Man, producing what you just saw was frustratingly tough.
First time I set up the Leap Motion, I thought this was going to be easy. I thought I would be able to mass draw amazing mandalas just by waving my hands in the air like I just don't care. Turns out you have learn to master the Leap Motion before you manage to make anything more meaningful than a smudge on your screen.
Actually, the first thing that was super challenging was to get the stupid thing to left click. I followed the basic instructions and read best practices on the net on how to set it up but I was having a very hard time calibrating the damn thing. It kept on right clicking, making extremely irritating "Thump!" noises over and over again and being very good at being very imprecise.
At first I thought my Leap Motion had issues. I am still not putting that possibility aside entirely but here's the thing: the more I practiced using it, the more I mastered its quirks and managed to be precise.

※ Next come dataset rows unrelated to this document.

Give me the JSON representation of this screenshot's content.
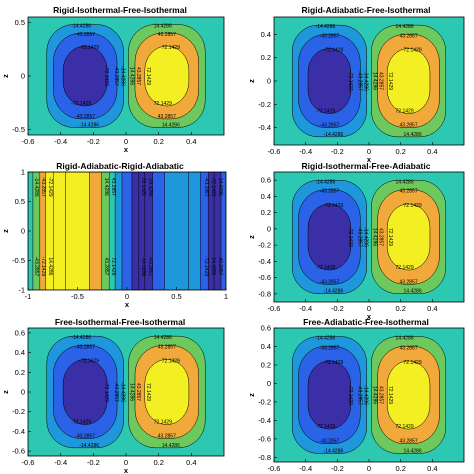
{
  "colors": {
    "level_fill": [
      "#3a2fa6",
      "#2a63e8",
      "#1f97dc",
      "#2cc8b2",
      "#6dc95e",
      "#f0a93a",
      "#f3ef22"
    ],
    "background_level": "#2cc8b2"
  },
  "contour_labels": [
    "-14.4286",
    "-43.2857",
    "-72.1429",
    "14.4286",
    "43.2857",
    "72.1429"
  ],
  "chart_data": [
    {
      "type": "contour",
      "title": "Rigid-Isothermal-Free-Isothermal",
      "xlabel": "x",
      "ylabel": "z",
      "xlim": [
        -0.6,
        0.6
      ],
      "ylim": [
        -0.55,
        0.55
      ],
      "xticks": [
        "-0.6",
        "-0.4",
        "-0.2",
        "0",
        "0.2",
        "0.4"
      ],
      "yticks": [
        "0.5",
        "0",
        "-0.5"
      ],
      "yticks_values": [
        0.5,
        0,
        -0.5
      ],
      "levels": [
        -72.1429,
        -43.2857,
        -14.4286,
        14.4286,
        43.2857,
        72.1429
      ],
      "cell_centers": [
        -0.25,
        0.25
      ]
    },
    {
      "type": "contour",
      "title": "Rigid-Adiabatic-Free-Isothermal",
      "xlabel": "x",
      "ylabel": "z",
      "xlim": [
        -0.6,
        0.6
      ],
      "ylim": [
        -0.55,
        0.55
      ],
      "xticks": [
        "-0.6",
        "-0.4",
        "-0.2",
        "0",
        "0.2",
        "0.4"
      ],
      "yticks": [
        "0.4",
        "0.2",
        "0",
        "-0.2",
        "-0.4"
      ],
      "yticks_values": [
        0.4,
        0.2,
        0,
        -0.2,
        -0.4
      ],
      "levels": [
        -72.1429,
        -43.2857,
        -14.4286,
        14.4286,
        43.2857,
        72.1429
      ],
      "cell_centers": [
        -0.25,
        0.25
      ]
    },
    {
      "type": "contour",
      "title": "Rigid-Adiabatic-Rigid-Adiabatic",
      "xlabel": "x",
      "ylabel": "z",
      "xlim": [
        -1,
        1
      ],
      "ylim": [
        -1,
        1
      ],
      "xticks": [
        "-1",
        "-0.5",
        "0",
        "0.5",
        "1"
      ],
      "yticks": [
        "1",
        "0.5",
        "0",
        "-0.5",
        "-1"
      ],
      "yticks_values": [
        1,
        0.5,
        0,
        -0.5,
        -1
      ],
      "levels": [
        -72.1429,
        -43.2857,
        -14.4286,
        14.4286,
        43.2857,
        72.1429
      ],
      "vertical_bands": true
    },
    {
      "type": "contour",
      "title": "Rigid-Isothermal-Free-Adiabatic",
      "xlabel": "x",
      "ylabel": "z",
      "xlim": [
        -0.6,
        0.6
      ],
      "ylim": [
        -0.9,
        0.7
      ],
      "xticks": [
        "-0.6",
        "-0.4",
        "-0.2",
        "0",
        "0.2",
        "0.4"
      ],
      "yticks": [
        "0.6",
        "0.4",
        "0.2",
        "0",
        "-0.2",
        "-0.4",
        "-0.6",
        "-0.8"
      ],
      "yticks_values": [
        0.6,
        0.4,
        0.2,
        0,
        -0.2,
        -0.4,
        -0.6,
        -0.8
      ],
      "levels": [
        -72.1429,
        -43.2857,
        -14.4286,
        14.4286,
        43.2857,
        72.1429
      ],
      "cell_centers": [
        -0.25,
        0.25
      ]
    },
    {
      "type": "contour",
      "title": "Free-Isothermal-Free-Isothermal",
      "xlabel": "x",
      "ylabel": "z",
      "xlim": [
        -0.6,
        0.6
      ],
      "ylim": [
        -0.65,
        0.65
      ],
      "xticks": [
        "-0.6",
        "-0.4",
        "-0.2",
        "0",
        "0.2",
        "0.4"
      ],
      "yticks": [
        "0.6",
        "0.4",
        "0.2",
        "0",
        "-0.2",
        "-0.4",
        "-0.6"
      ],
      "yticks_values": [
        0.6,
        0.4,
        0.2,
        0,
        -0.2,
        -0.4,
        -0.6
      ],
      "levels": [
        -72.1429,
        -43.2857,
        -14.4286,
        14.4286,
        43.2857,
        72.1429
      ],
      "cell_centers": [
        -0.25,
        0.25
      ]
    },
    {
      "type": "contour",
      "title": "Free-Adiabatic-Free-Isothermal",
      "xlabel": "x",
      "ylabel": "z",
      "xlim": [
        -0.6,
        0.6
      ],
      "ylim": [
        -0.85,
        0.6
      ],
      "xticks": [
        "-0.6",
        "-0.4",
        "-0.2",
        "0",
        "0.2",
        "0.4"
      ],
      "yticks": [
        "0.6",
        "0.4",
        "0.2",
        "0",
        "-0.2",
        "-0.4",
        "-0.6",
        "-0.8"
      ],
      "yticks_values": [
        0.6,
        0.4,
        0.2,
        0,
        -0.2,
        -0.4,
        -0.6,
        -0.8
      ],
      "levels": [
        -72.1429,
        -43.2857,
        -14.4286,
        14.4286,
        43.2857,
        72.1429
      ],
      "cell_centers": [
        -0.25,
        0.25
      ]
    }
  ]
}
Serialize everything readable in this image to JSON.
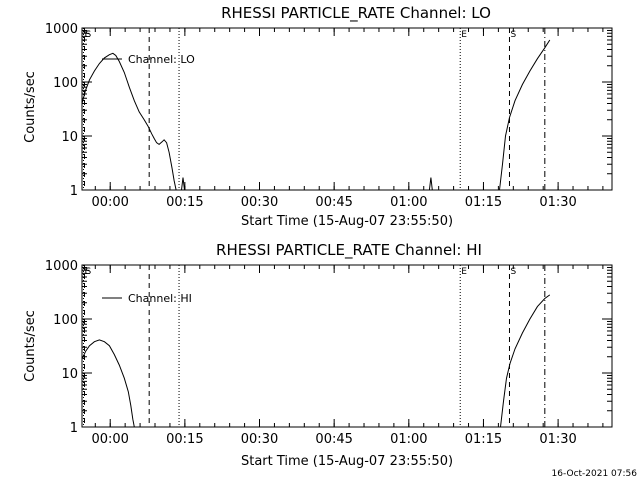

That being said, I doubt I would ever be able to do anything fancy with it. To put this into perspective, I was thrilled to be able to produce the ultra simple mandala you saw in the video above. In other tryouts I had managed to do crazy things like changing colors (which I actually really got a hang of after a while), adding tessellation grids and even changing stroke thickness when I was really lucky, but making all that happen in a flawless single shot with no bugs felt impossible.
I'm not pulling the plug on this yet though. Making retarded mandalas using my Leap Motion became somewhat addictive. I'll definitely try to get better at it in the future.